30 millésimes, et après ?
- Quel millésime vous a le plus marqué ? Pour vos confères à qui nous avons posé la question, c’est en général le plus compliqué
.
- En 2002 et 2008, je fais un seul vin. Et sur les années chaudes, le raisin prend le dessus du terroir. Je suis même tenté de ne faire qu’un seul vin mais tout le monde me dit non. Le parcellaire, il ne faut pas que ce soit un motif économique.
- 2014 avec les drosophiles ?
- Effectivement. C’était surtout l’humidité ambiante qui était difficile. Beaucoup de baies ont éclaté. On n’a pas eu tant de Suzuki que ça. En 2019, nous avons eu quelques attaques de vers de la grappe.
- Avec plus de 30 millésimes, vous arrivez à conserver des millésimes ?
- Non, il nous manque plus de 70 % des années. Un voisin m’a récemment ramené 4 millésimes en 3 exemplaires de chaque, 1987 à 1991.
Côte Rôtie la Serène/Sereine (?) 2017
« L’assemblage de Côte Rozier et Mollard. L’essentiel est sur granit sauf une partie sur schiste. Sur 2017, c’est 70% granit / 30% de schiste. Habituellement c’est plutôt 60/40.»
Une texture plus délicate, soyeuse au toucher. Miam miam. Les fruits sont plutôt kirschés sans la chaleur de l’alcool. La cavalcade ardoise, fumé, torréfié arrive ensuite sur la pointe des sabots.
TB+.
- Vos enfants vont-ils reprendre votre suite ?
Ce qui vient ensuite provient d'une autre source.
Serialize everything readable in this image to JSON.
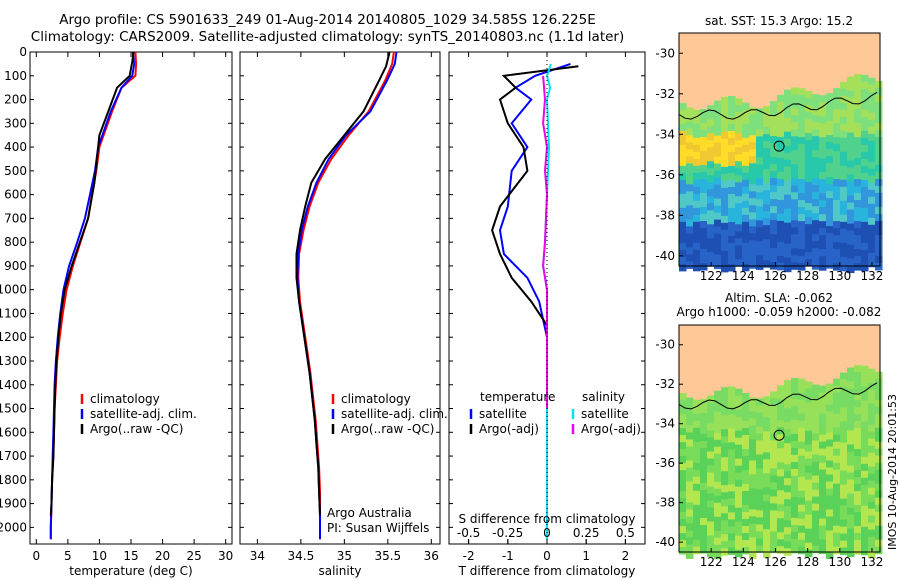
{
  "header": {
    "title_line1": "Argo profile: CS 5901633_249 01-Aug-2014 20140805_1029 34.585S 126.225E",
    "title_line2": "Climatology: CARS2009. Satellite-adjusted climatology: synTS_20140803.nc (1.1d later)"
  },
  "colors": {
    "climatology": "#ff0000",
    "satellite": "#0000ff",
    "argo": "#000000",
    "satellite_salt": "#00e0f0",
    "argo_salt": "#ee00ee"
  },
  "chart_data": [
    {
      "type": "line",
      "name": "temperature",
      "xlabel": "temperature (deg C)",
      "ylabel": "",
      "xlim": [
        -1,
        31
      ],
      "ylim": [
        2070,
        0
      ],
      "xticks": [
        0,
        5,
        10,
        15,
        20,
        25,
        30
      ],
      "yticks": [
        0,
        100,
        200,
        300,
        400,
        500,
        600,
        700,
        800,
        900,
        1000,
        1100,
        1200,
        1300,
        1400,
        1500,
        1600,
        1700,
        1800,
        1900,
        2000
      ],
      "legend": [
        "climatology",
        "satellite-adj. clim.",
        "Argo(..raw -QC)"
      ],
      "series": [
        {
          "name": "climatology",
          "color": "#ff0000",
          "points": [
            [
              15.7,
              0
            ],
            [
              15.8,
              50
            ],
            [
              15.7,
              100
            ],
            [
              13.5,
              150
            ],
            [
              12,
              250
            ],
            [
              10,
              400
            ],
            [
              9.5,
              500
            ],
            [
              8.8,
              600
            ],
            [
              8.2,
              700
            ],
            [
              7,
              800
            ],
            [
              5.8,
              900
            ],
            [
              4.8,
              1000
            ],
            [
              4.2,
              1100
            ],
            [
              3.7,
              1200
            ],
            [
              3.3,
              1300
            ],
            [
              3.1,
              1400
            ],
            [
              2.9,
              1500
            ],
            [
              2.8,
              1600
            ],
            [
              2.7,
              1700
            ],
            [
              2.5,
              1800
            ],
            [
              2.4,
              1900
            ],
            [
              2.3,
              2000
            ],
            [
              2.3,
              2050
            ]
          ]
        },
        {
          "name": "satellite",
          "color": "#0000ff",
          "points": [
            [
              15.3,
              0
            ],
            [
              15.5,
              50
            ],
            [
              15.2,
              100
            ],
            [
              13.5,
              150
            ],
            [
              11.8,
              250
            ],
            [
              9.8,
              400
            ],
            [
              9.3,
              500
            ],
            [
              8.5,
              600
            ],
            [
              7.7,
              700
            ],
            [
              6.5,
              800
            ],
            [
              5.2,
              900
            ],
            [
              4.3,
              1000
            ],
            [
              3.8,
              1100
            ],
            [
              3.4,
              1200
            ],
            [
              3.1,
              1300
            ],
            [
              2.9,
              1400
            ],
            [
              2.8,
              1500
            ],
            [
              2.7,
              1600
            ],
            [
              2.6,
              1700
            ],
            [
              2.5,
              1800
            ],
            [
              2.4,
              1900
            ],
            [
              2.3,
              2000
            ],
            [
              2.3,
              2050
            ]
          ]
        },
        {
          "name": "Argo",
          "color": "#000000",
          "points": [
            [
              15.4,
              0
            ],
            [
              15.2,
              40
            ],
            [
              14.8,
              100
            ],
            [
              12.8,
              150
            ],
            [
              11.4,
              250
            ],
            [
              10,
              350
            ],
            [
              9.6,
              450
            ],
            [
              9.2,
              550
            ],
            [
              8.2,
              700
            ],
            [
              6.9,
              800
            ],
            [
              5.6,
              900
            ],
            [
              4.5,
              1000
            ],
            [
              3.9,
              1100
            ],
            [
              3.5,
              1200
            ],
            [
              3.2,
              1300
            ],
            [
              3,
              1400
            ],
            [
              2.9,
              1500
            ],
            [
              2.8,
              1600
            ],
            [
              2.7,
              1700
            ],
            [
              2.5,
              1800
            ],
            [
              2.4,
              1900
            ],
            [
              2.3,
              1950
            ]
          ]
        }
      ]
    },
    {
      "type": "line",
      "name": "salinity",
      "xlabel": "salinity",
      "xlim": [
        33.8,
        36.1
      ],
      "ylim": [
        2070,
        0
      ],
      "xticks": [
        34,
        34.5,
        35,
        35.5,
        36
      ],
      "legend": [
        "climatology",
        "satellite-adj. clim.",
        "Argo(..raw -QC)"
      ],
      "annotation": [
        "Argo Australia",
        "PI: Susan Wijffels"
      ],
      "series": [
        {
          "name": "climatology",
          "color": "#ff0000",
          "points": [
            [
              35.57,
              0
            ],
            [
              35.55,
              50
            ],
            [
              35.47,
              120
            ],
            [
              35.28,
              250
            ],
            [
              35.05,
              350
            ],
            [
              34.85,
              450
            ],
            [
              34.7,
              550
            ],
            [
              34.6,
              650
            ],
            [
              34.53,
              750
            ],
            [
              34.48,
              850
            ],
            [
              34.47,
              950
            ],
            [
              34.49,
              1050
            ],
            [
              34.53,
              1150
            ],
            [
              34.57,
              1250
            ],
            [
              34.61,
              1350
            ],
            [
              34.64,
              1450
            ],
            [
              34.67,
              1550
            ],
            [
              34.69,
              1650
            ],
            [
              34.71,
              1750
            ],
            [
              34.72,
              1850
            ],
            [
              34.72,
              1950
            ],
            [
              34.72,
              2050
            ]
          ]
        },
        {
          "name": "satellite",
          "color": "#0000ff",
          "points": [
            [
              35.6,
              0
            ],
            [
              35.58,
              50
            ],
            [
              35.49,
              120
            ],
            [
              35.3,
              250
            ],
            [
              35.02,
              350
            ],
            [
              34.82,
              450
            ],
            [
              34.68,
              550
            ],
            [
              34.58,
              650
            ],
            [
              34.51,
              750
            ],
            [
              34.47,
              850
            ],
            [
              34.46,
              950
            ],
            [
              34.48,
              1050
            ],
            [
              34.52,
              1150
            ],
            [
              34.56,
              1250
            ],
            [
              34.6,
              1350
            ],
            [
              34.63,
              1450
            ],
            [
              34.66,
              1550
            ],
            [
              34.68,
              1650
            ],
            [
              34.7,
              1750
            ],
            [
              34.71,
              1850
            ],
            [
              34.72,
              1950
            ],
            [
              34.72,
              2050
            ]
          ]
        },
        {
          "name": "Argo",
          "color": "#000000",
          "points": [
            [
              35.52,
              0
            ],
            [
              35.48,
              60
            ],
            [
              35.4,
              120
            ],
            [
              35.22,
              250
            ],
            [
              35.0,
              350
            ],
            [
              34.78,
              450
            ],
            [
              34.62,
              550
            ],
            [
              34.55,
              650
            ],
            [
              34.49,
              750
            ],
            [
              34.45,
              850
            ],
            [
              34.45,
              950
            ],
            [
              34.48,
              1050
            ],
            [
              34.52,
              1150
            ],
            [
              34.56,
              1250
            ],
            [
              34.6,
              1350
            ],
            [
              34.63,
              1450
            ],
            [
              34.66,
              1550
            ],
            [
              34.68,
              1650
            ],
            [
              34.7,
              1750
            ],
            [
              34.71,
              1850
            ],
            [
              34.72,
              1950
            ]
          ]
        }
      ]
    },
    {
      "type": "line",
      "name": "differences",
      "xlabel": "T difference from climatology",
      "xlabel_top": "S difference from climatology",
      "xlim": [
        -2.5,
        2.5
      ],
      "ylim": [
        2070,
        0
      ],
      "xticks": [
        -2,
        -1,
        0,
        1,
        2
      ],
      "sticks": [
        -0.5,
        -0.25,
        0,
        0.25,
        0.5
      ],
      "legend_titles": [
        "temperature",
        "salinity"
      ],
      "legend": [
        "satellite",
        "Argo(-adj)",
        "satellite",
        "Argo(-adj)"
      ],
      "series": [
        {
          "name": "T satellite",
          "color": "#0000ff",
          "points": [
            [
              0.6,
              50
            ],
            [
              -0.3,
              100
            ],
            [
              -0.8,
              150
            ],
            [
              -0.4,
              200
            ],
            [
              -0.9,
              300
            ],
            [
              -0.5,
              400
            ],
            [
              -0.9,
              500
            ],
            [
              -1.0,
              650
            ],
            [
              -1.2,
              750
            ],
            [
              -1.1,
              850
            ],
            [
              -0.5,
              950
            ],
            [
              -0.2,
              1050
            ],
            [
              0,
              1200
            ],
            [
              0,
              1400
            ],
            [
              0,
              1600
            ],
            [
              0,
              1800
            ],
            [
              0,
              2000
            ],
            [
              0,
              2050
            ]
          ]
        },
        {
          "name": "T Argo",
          "color": "#000000",
          "points": [
            [
              0.8,
              60
            ],
            [
              -1.1,
              100
            ],
            [
              -0.8,
              150
            ],
            [
              -1.2,
              200
            ],
            [
              -1.0,
              300
            ],
            [
              -0.6,
              400
            ],
            [
              -0.5,
              500
            ],
            [
              -1.2,
              650
            ],
            [
              -1.4,
              750
            ],
            [
              -1.2,
              850
            ],
            [
              -0.9,
              950
            ],
            [
              -0.4,
              1050
            ],
            [
              0,
              1150
            ],
            [
              0,
              1300
            ],
            [
              0,
              1500
            ],
            [
              0,
              1700
            ],
            [
              0,
              1950
            ]
          ]
        },
        {
          "name": "S satellite",
          "color": "#00e0f0",
          "points": [
            [
              0.1,
              50
            ],
            [
              0,
              100
            ],
            [
              0.08,
              150
            ],
            [
              0,
              200
            ],
            [
              0.05,
              400
            ],
            [
              0,
              600
            ],
            [
              -0.05,
              800
            ],
            [
              -0.1,
              900
            ],
            [
              0,
              1000
            ],
            [
              0,
              1100
            ],
            [
              0,
              1300
            ],
            [
              0,
              1500
            ],
            [
              0,
              1700
            ],
            [
              0,
              1900
            ],
            [
              0,
              2050
            ]
          ]
        },
        {
          "name": "S Argo",
          "color": "#ee00ee",
          "points": [
            [
              -0.1,
              100
            ],
            [
              -0.05,
              200
            ],
            [
              -0.1,
              300
            ],
            [
              0,
              400
            ],
            [
              -0.05,
              500
            ],
            [
              0,
              600
            ],
            [
              -0.05,
              800
            ],
            [
              -0.1,
              900
            ],
            [
              0,
              1000
            ],
            [
              0,
              1200
            ],
            [
              0,
              1400
            ],
            [
              0,
              1500
            ]
          ]
        }
      ]
    },
    {
      "type": "heatmap",
      "name": "sst_map",
      "title": "sat. SST: 15.3 Argo: 15.2",
      "xticks": [
        122,
        124,
        126,
        128,
        130,
        132
      ],
      "yticks": [
        -30,
        -32,
        -34,
        -36,
        -38,
        -40
      ],
      "xlim": [
        120,
        132.5
      ],
      "ylim": [
        -40.5,
        -29
      ]
    },
    {
      "type": "heatmap",
      "name": "sla_map",
      "title_line1": "Altim. SLA: -0.062",
      "title_line2": "Argo h1000: -0.059 h2000: -0.082",
      "xticks": [
        122,
        124,
        126,
        128,
        130,
        132
      ],
      "yticks": [
        -30,
        -32,
        -34,
        -36,
        -38,
        -40
      ],
      "xlim": [
        120,
        132.5
      ],
      "ylim": [
        -40.5,
        -29
      ]
    }
  ],
  "stamp": "IMOS 10-Aug-2014 20:01:53"
}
- Elsa reprend le domaine. Elle a fait sa première vinif cette année. C’est marrant. Elle nous a toujours vu faire lorsqu’elle était petite. Du coup, il y a quelques gestes qui lui sont naturels.
- Ca vous fait plaisir j’imagine.
- Bien sûr. Après, je ne suis pas encore parti
. Les terroirs sont là pour diriger. Je vais encore l’accompagner sur les travaux dans les vignes. C’est 80% du tout.
- Un grand merci à vous.
Première visite au domaine et nous comprenons pourquoi les vins sont tant appréciés. Les texture sont fines, les goût fruités (vive l’éraflage partiel) et les saveurs persistantes. Première rencontre avec ce vigneron et nous comprenons pourquoi il est un personnage à part. Une âme d’artiste, une franche spontanéité et une aura de rockeur. C’est certain, ce ne sera pas la dernière fois que nous nous rendrons rue Garenne à Condrieu.